Re: [PATCH 0/4] sched/fair: SMT-aware asymmetric CPU capacity
From: Dietmar Eggemann
Date: Wed Apr 01 2026 - 08:38:50 EST
On 31.03.26 11:04, Andrea Righi wrote:
> Hi Dietmar,
>
> On Tue, Mar 31, 2026 at 12:30:55AM +0200, Dietmar Eggemann wrote:
>> Hi Andrea,
>>
>> On 26.03.26 16:02, Andrea Righi wrote:
[...]
>> So does (2) with NO_SIS_UTIL performs worse than (1) with your smt
>> related add-ons in sic()?
>
> Thanks for running these experiments and sharing the data, this is very
> useful!
>
> I did a quick test on Vera using the NVBLAS benchmark, comparing NO
> ASYM_CPUCAPACITY with and without SIS_UTIL, but the difference seems to be
> within error range. I'll also run DCPerf MediaWiki with all the different
I'm not familiar with the NVBLAS benchmark. Does it drive your system
into 'sd->shared->nr_idle_scan = 0' state?
We just have to understand where this benefit of using sic() instead of
sis() is coming from. I'm doubtful that this is the best_cpu thing after
if (!choose_idle_cpu(cpu, p)) in sic()'s for_each_cpu_wrap(cpu, cpus,
target) loop given that the CPU capacity diffs are so small.
> configurations to see if I get similar results.
>
> More in general, I agree that for small capacity differences (e.g., within
> ~5%) the benefits of using ASYM_CPUCAPACITY is questionable. And I'm also
> fine to go back to the idea of grouping together CPUS within the 5%
> capacity window, if we think it's a safer approach (results in your case
> are quite evident, and BTW, that means we also shouldn't have
> ASYM_CPU_CAPACITY on Grace, so in theory the 5% threshold should also
> improve performance on Grace, that doesn't have SMT).
There shouldn't be so many machines with these binning-introduced small
CPU capacity diffs out there? In fact, I only know about your Grace
(!smt) and Vera (smt) machines.
> That said, I still think there's value in adding SMT awareness to
> select_idle_capacity(). Even if we decide to avoid ASYM_CPUCAPACITY for
> small capacity deltas, we should ensure that the behavior remains
> reasonable if both features are enabled, for any reason. Right now, there
> are cases where the current behavior leads to significant performance
> degradation (~2x), so having a mechanism to prevent clearly suboptimal task
> placement still seems worthwhile.

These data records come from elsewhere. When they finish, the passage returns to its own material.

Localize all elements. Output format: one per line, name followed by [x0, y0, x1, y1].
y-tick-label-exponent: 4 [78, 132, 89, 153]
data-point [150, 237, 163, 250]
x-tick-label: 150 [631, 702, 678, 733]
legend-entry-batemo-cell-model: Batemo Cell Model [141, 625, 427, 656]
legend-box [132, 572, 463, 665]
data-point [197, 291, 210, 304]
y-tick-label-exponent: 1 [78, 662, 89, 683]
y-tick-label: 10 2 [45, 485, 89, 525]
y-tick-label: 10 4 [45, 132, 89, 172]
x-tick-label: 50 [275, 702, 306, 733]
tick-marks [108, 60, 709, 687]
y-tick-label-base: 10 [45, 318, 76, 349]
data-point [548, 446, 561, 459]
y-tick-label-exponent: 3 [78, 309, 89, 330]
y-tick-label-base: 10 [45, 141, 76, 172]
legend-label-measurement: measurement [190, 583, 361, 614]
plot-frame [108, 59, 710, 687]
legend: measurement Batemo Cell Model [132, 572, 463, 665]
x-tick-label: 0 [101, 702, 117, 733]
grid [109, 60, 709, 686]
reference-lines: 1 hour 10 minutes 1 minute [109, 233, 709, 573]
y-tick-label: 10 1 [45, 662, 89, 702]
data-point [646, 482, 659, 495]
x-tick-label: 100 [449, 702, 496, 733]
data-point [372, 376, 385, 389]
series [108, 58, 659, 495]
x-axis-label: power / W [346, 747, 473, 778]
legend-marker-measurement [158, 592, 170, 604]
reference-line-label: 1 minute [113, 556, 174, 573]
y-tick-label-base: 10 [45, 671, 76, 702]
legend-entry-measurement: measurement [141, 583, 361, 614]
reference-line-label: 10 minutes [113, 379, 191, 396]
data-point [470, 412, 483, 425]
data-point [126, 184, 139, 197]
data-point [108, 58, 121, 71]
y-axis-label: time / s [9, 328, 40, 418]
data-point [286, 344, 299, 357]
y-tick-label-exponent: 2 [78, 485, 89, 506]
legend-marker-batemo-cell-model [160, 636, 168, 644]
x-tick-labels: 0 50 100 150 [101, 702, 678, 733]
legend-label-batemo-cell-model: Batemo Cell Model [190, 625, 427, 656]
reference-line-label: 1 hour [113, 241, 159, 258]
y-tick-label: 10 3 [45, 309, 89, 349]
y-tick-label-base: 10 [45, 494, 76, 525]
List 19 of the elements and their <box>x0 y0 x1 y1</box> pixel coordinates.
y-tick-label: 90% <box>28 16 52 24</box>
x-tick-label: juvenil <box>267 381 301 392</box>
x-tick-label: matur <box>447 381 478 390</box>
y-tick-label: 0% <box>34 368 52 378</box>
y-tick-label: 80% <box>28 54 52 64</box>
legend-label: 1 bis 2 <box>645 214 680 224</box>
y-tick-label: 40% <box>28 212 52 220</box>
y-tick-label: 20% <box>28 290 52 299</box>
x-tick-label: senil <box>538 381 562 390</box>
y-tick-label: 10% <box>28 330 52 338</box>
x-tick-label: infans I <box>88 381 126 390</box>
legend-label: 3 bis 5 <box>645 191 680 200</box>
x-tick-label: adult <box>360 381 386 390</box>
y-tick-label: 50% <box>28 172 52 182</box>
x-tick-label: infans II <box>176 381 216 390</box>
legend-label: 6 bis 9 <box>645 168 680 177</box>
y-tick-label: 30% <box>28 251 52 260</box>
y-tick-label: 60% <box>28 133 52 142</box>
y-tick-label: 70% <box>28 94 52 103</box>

Essentially, what I'm saying is that one
> thing doesn't exclude the other.
IMHO, in case we would know where this improvement is coming from using
sic() instead of default sis() (which already as smt support) then
maybe, it's a lot of extra code at the end ... And mobile big.LITTLE
(with larger CPU capacity diffs) doesn't have smt.